China's Industrial Profits Extend Slump For January-August, Pace Of Downturn Eases   Published: 28 September 2023

  • Profits at China's industrial firms extended a double-digit drop for the first eight months, but the pace of declines eased slightly as a flurry of policy support steps has started to stabilise parts of the stuttering economy.
  • The 11.7% year-on-year fall in profits narrowed from a 15.5% contraction for the first seven months. This outcome is in line with expectations and potentially suggests a modest recovery is beginning to take root for some businesses.  "This data reflected that domestic demand has stabilised and the demand and supply side has seen balanced recovery," said Bruce Pang, chief economist at Jones Lang Lasalle.
  • NBS statistician Yu Weining said in an accompanying statement that "a series of policies to promote macroeconomic recovery" last month's underpinned earnings. Profits improved for 30 of 41 major industrial sectors during the period, with the losses in the raw material manufacturing industry narrowing significantly on rising commodity prices and recovered demand. Twenty-eight industries out of the 41 saw earnings dropping in the January-July period.

(Source: Reuters)

TransJamaican Highway Limited (TJH) Announces Big Dividends Amid Stellar Performance Published: 27 September 2023

  • TransJamaican Highway Limited (TJH) has announced an exciting development for its shareholders. On September 26, 2023, the company's Board of Directors declared an interim dividend payment of JMD$0.1866 per share.
  • This dividend payment will be extended to shareholders on record as of the close on October 10, 2023, with the actual payment slated for October 25. Potential investors should note the ex-dividend date is set for October 09, 2023.
  • As of September 26, 2023, the dividend yield stood at an impressive 7.3%, notably higher than its average yield of 6.3% since its listing on the stock exchange.
  • This dividend declaration can be attributed to the company’s strong performance which came on the back of a significant reduction in operating expenses since the acquisition of Jamaican Infrastructure Operator (JIO), coupled with increased revenues driven by rate adjustments and increased traffic flow.
  • That said, the company has reported a whopping 387% increase in year-to-date profit, and its cash generated from operations has surged by 71%. This financial robustness places TJH in a strong position in the market and augurs well for both current and potential investors.
  • TJH's stock price has surged year to date by 99.3%, closing at $2.79 on September 27, 2023, with a P/E of 14.8x.

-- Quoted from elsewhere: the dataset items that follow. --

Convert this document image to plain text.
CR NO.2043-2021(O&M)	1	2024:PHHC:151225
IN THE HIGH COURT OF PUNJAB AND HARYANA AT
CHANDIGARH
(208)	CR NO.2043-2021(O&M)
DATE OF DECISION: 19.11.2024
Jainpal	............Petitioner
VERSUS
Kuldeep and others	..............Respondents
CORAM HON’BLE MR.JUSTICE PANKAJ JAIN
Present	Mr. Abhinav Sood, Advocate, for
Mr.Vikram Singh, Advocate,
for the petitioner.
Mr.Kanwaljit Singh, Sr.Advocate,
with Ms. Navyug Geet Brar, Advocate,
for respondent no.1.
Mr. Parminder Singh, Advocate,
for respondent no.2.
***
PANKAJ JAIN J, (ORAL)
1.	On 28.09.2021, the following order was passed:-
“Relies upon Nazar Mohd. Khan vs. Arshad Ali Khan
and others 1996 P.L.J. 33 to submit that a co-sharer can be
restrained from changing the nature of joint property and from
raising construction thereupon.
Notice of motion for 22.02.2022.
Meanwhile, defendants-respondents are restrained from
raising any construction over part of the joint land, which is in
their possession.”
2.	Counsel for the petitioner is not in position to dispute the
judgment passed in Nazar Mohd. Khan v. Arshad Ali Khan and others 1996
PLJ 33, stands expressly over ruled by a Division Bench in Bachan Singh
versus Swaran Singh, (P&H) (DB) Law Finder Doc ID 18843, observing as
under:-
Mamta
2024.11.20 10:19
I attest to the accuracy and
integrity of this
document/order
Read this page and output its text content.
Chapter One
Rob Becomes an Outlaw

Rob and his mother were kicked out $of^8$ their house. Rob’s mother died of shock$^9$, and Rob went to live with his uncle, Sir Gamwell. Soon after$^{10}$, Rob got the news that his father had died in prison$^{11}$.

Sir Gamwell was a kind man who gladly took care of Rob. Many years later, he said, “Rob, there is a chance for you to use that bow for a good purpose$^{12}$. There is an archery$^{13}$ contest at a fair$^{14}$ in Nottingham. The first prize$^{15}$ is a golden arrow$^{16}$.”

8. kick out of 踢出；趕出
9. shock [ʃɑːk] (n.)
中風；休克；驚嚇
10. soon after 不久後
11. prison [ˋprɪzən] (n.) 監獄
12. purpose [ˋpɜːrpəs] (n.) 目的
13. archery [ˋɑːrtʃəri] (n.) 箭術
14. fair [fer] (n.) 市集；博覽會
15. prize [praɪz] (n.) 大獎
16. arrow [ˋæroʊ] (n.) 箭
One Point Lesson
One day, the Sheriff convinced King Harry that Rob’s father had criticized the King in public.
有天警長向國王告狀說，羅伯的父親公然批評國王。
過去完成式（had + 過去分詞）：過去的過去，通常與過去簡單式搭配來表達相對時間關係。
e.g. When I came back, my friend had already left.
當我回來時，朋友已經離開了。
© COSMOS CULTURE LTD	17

Future prospects for TJH seem promising. The company aims to ride on the momentum of its recent JIO acquisition and has detailed plans to go cashless by 2028. By embracing technologies like debit and credit cards, along with the Central Bank Digital Currency (CBDC) for toll payments, TJH expects to boost operational efficiency. This digital transition can significantly reduce costs, positioning TJH at the forefront of technological advancement in the sector.
  • The company remains vigilant in exploring opportunities to further its market position and extend its profitability horizon. A cornerstone of this expansion strategy involves the potential operation of the new leg of Highway 2000 East-West (‘Phase 1C’, 28km between May Pen and Williamsfield). With the recent completion of this new leg, TJH holds the right of refusal to purchase a Concession that allows it to either partially or fully own, manage, and operate this leg.